As the U.S. military becomes more diverse, its rules and regulations are expanding to reflect the United States’ commitment to religious freedom.
Kanwar Singh, a devout Sikh, sought to enlist in the U.S. Army in 2014. In keeping with his religious faith, he wanted to maintain a beard and wear a turban. At the time, the Army issued religious accommodations on a case-by-case basis.
Singh came to the United States in 2007 from India. He attended Harvard University, worked in financial services and obtained a commission with the National Guard.
Although it took two years, the Army gave Singh an interim religious accommodation to attend basic combat training in 2016.
The Army issued a new policy in 2017 that allows Sikhs and members of other religious communities to adhere to their articles of faith while in uniform.
Singh’s exemption was made permanent, allowing him to wear a turban during service throughout his career. He had a full beard and wore a black turban when he took the oath of service for commissioned officers in 2018.
“Today, there are hundreds, if not thousands, of patriotic American Sikhs, Jews, Muslims, Christians and service members of other faiths who now have religious accommodations,” Singh said.

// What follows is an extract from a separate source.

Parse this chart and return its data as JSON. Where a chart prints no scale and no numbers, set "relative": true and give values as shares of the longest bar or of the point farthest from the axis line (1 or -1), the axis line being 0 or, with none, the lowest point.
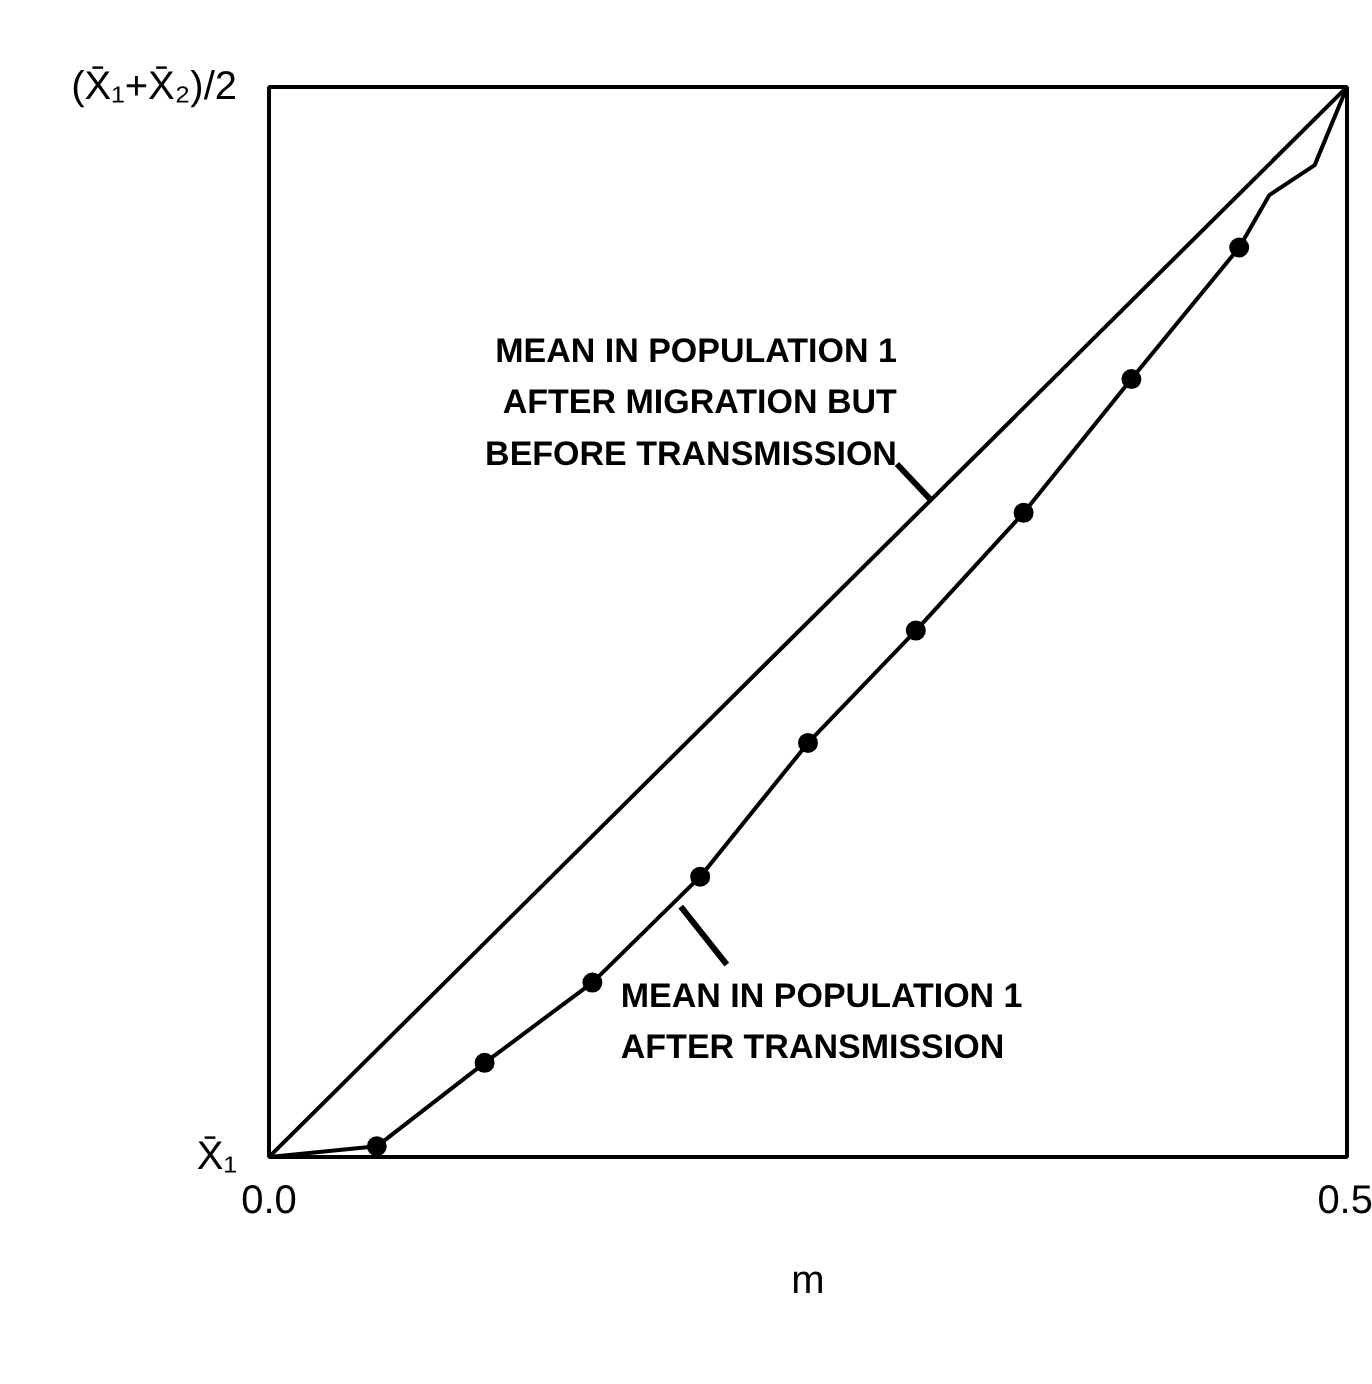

Simranpreet Singh Lamba, another member of the Sikh community who enlisted in the Army, was one of the first to receive the religious accommodation in 2010.
Previous regulations required that military personnel be cleanshaven and wear no headgear other than service clothing. Sikhs consider hair to be an extension of the body. Uncut hair is a sign of faith in God, and turbans are to be worn at all times.
“Sikh beliefs are selfless service, giving back and helping others,” Singh said. “And I feel those are actually very aligned not just with the American values, but even our Army values.”